制振装置は、地震による揺れ、変位がより大きくなる個所に設置することで効果を発揮する。芯棒制振は、建物下部の中心に周囲から独立した堅い架構「芯棒」を挿入。芯棒自体の変形が少ないため、周辺部分との変位の差は最下部に集中して伝達され、その変位が最大となる個所に制振装置を集中配置することで効率を高めるというもの。
同社の解析によると、地下3階部がSRC造、地上30階がS造のビルをモデルに、地下3階から地上5階までに芯棒に当たる剛性の高いコンクリート系の架構を挿入。

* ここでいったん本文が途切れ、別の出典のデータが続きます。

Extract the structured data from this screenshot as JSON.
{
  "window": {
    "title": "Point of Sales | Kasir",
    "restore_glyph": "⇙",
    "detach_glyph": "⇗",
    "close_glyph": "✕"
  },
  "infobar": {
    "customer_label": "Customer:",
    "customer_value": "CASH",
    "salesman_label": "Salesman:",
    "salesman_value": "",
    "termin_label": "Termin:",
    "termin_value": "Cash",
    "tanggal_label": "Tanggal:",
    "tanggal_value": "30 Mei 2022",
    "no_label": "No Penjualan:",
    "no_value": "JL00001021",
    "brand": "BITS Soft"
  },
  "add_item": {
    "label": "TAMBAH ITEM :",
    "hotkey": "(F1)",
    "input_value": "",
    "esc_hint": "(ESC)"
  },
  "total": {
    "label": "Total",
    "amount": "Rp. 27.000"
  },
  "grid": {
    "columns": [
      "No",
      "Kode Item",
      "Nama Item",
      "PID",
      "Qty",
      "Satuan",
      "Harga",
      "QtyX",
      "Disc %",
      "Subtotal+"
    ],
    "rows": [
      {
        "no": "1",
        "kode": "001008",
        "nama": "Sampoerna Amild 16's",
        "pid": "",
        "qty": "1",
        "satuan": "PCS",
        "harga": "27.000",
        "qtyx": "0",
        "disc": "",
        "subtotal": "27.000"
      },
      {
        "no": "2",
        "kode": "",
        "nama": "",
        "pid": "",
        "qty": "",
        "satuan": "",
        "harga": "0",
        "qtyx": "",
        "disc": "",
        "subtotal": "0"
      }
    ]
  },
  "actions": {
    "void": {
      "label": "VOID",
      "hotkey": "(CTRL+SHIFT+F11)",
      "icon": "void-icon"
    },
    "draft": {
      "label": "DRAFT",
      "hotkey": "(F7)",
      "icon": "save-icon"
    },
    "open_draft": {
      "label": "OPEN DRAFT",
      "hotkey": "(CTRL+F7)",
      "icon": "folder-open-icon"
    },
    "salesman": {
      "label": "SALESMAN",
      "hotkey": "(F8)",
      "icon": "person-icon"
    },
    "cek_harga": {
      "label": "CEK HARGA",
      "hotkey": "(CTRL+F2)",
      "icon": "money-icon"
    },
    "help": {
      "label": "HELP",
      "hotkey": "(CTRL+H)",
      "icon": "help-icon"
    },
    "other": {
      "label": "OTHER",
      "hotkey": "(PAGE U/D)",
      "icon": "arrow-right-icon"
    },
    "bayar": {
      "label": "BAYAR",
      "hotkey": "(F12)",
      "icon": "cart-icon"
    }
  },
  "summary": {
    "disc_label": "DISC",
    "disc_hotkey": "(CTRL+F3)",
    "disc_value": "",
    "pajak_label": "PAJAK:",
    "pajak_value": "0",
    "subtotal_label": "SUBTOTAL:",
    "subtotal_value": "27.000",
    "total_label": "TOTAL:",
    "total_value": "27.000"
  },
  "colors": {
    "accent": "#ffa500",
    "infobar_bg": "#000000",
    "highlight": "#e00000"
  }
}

芯棒は周囲の構造と切り離しクリアランスをとって動けるようにし、同時に底面には支承材として積層ゴムを取り付けて、芯棒と周囲の鉄骨造の揺れ幅が生じる個所に粘性系オイルダンパーを設置したモデルを、制振装置を基準階に分散配置する一般モデルと比較した場合、粘性系ダンパーの必要台数は5分の1で、装置が5倍有効に働いていることが確認できたという。
この芯棒は、中高層用エレベーターシャフトとして使えば低層部でフロアを接続する必要がなく、5階以下を商業施設などに利用する近年の超高層ビルの用途にもフィットする。また中高層部の柔軟な鉄骨造との接続部に応力が集中するといった課題に対しては、芯棒の上部中層部に堅い鋼材系ダンパーを設置することで、中高層部の地震時の力を適切に芯棒に伝える役割を果たせるとしている。